As darkness began to fall once again, our explorer noticed something strange among the trees.. it was as if the sun were dancing upon the horizon, only just shining between the trees at forest-level. As he drew closer, he noticed that the horizon was very grey, almost like… “The city wall!” he exclaimed. The dancing sun had been the torches of the guards patrolling the perimeter where the city met the forest! As he approached them and told them his story, they commented on his probable hunger, thirst and weariness. As if on cue, he realised that he was indeed feeling famished, parched and utterly exhausted. They half-carried him to the east gate and passed him off to a carriage to be taken home.

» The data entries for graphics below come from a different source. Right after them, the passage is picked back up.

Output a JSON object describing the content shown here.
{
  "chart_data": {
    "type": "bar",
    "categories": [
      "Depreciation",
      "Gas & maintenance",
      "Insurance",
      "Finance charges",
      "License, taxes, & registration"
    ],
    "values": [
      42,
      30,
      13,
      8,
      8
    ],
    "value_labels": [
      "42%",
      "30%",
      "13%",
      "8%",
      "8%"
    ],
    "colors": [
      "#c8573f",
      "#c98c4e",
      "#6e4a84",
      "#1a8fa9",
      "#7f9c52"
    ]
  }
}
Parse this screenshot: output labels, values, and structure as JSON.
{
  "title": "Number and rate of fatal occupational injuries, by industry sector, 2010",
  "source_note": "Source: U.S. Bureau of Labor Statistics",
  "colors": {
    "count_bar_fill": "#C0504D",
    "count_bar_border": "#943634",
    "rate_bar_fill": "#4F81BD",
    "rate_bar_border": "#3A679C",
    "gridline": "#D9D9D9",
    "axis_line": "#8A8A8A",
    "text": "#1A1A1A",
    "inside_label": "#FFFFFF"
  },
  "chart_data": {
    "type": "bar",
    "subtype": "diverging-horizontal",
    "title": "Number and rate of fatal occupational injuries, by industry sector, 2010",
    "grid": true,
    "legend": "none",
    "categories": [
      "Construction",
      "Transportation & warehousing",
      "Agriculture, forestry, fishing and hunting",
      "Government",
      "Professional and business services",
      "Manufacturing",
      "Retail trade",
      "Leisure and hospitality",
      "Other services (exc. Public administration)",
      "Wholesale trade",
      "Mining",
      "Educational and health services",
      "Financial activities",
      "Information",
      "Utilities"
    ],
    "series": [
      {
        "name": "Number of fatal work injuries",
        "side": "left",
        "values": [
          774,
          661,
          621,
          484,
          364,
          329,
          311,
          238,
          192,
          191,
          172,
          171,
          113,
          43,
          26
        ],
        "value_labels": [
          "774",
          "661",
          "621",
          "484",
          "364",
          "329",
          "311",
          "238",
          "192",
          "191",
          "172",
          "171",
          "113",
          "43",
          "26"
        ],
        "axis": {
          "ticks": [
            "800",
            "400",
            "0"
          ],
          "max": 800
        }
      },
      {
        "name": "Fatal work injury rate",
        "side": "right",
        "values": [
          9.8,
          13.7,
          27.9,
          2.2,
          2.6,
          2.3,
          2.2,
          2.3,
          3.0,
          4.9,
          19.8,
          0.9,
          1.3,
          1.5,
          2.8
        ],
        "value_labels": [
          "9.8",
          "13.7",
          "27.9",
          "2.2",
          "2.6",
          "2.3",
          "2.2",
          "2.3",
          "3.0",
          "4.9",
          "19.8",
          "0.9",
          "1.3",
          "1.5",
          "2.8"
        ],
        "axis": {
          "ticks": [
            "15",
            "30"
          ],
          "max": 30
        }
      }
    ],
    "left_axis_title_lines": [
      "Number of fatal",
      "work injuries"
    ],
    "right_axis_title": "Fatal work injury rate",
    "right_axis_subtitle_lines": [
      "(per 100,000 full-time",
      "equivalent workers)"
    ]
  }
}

As the cart-wheels bumped and bounced over cobbled streets our friend reflected on his adventure. The boy in him was pleased to have been acknowledged once more after so long. The man in him berated him at not being better able to find his way. He resolved to go back and learn to find his way once more to please his inner child, and his inner man. He knew that the ride home would not be long, yet he found himself drifting off even amidst the rattling and rocking of the carriage. His last sleepy thought was that he had lost his way amidst the forest, but had found it amongst the trees.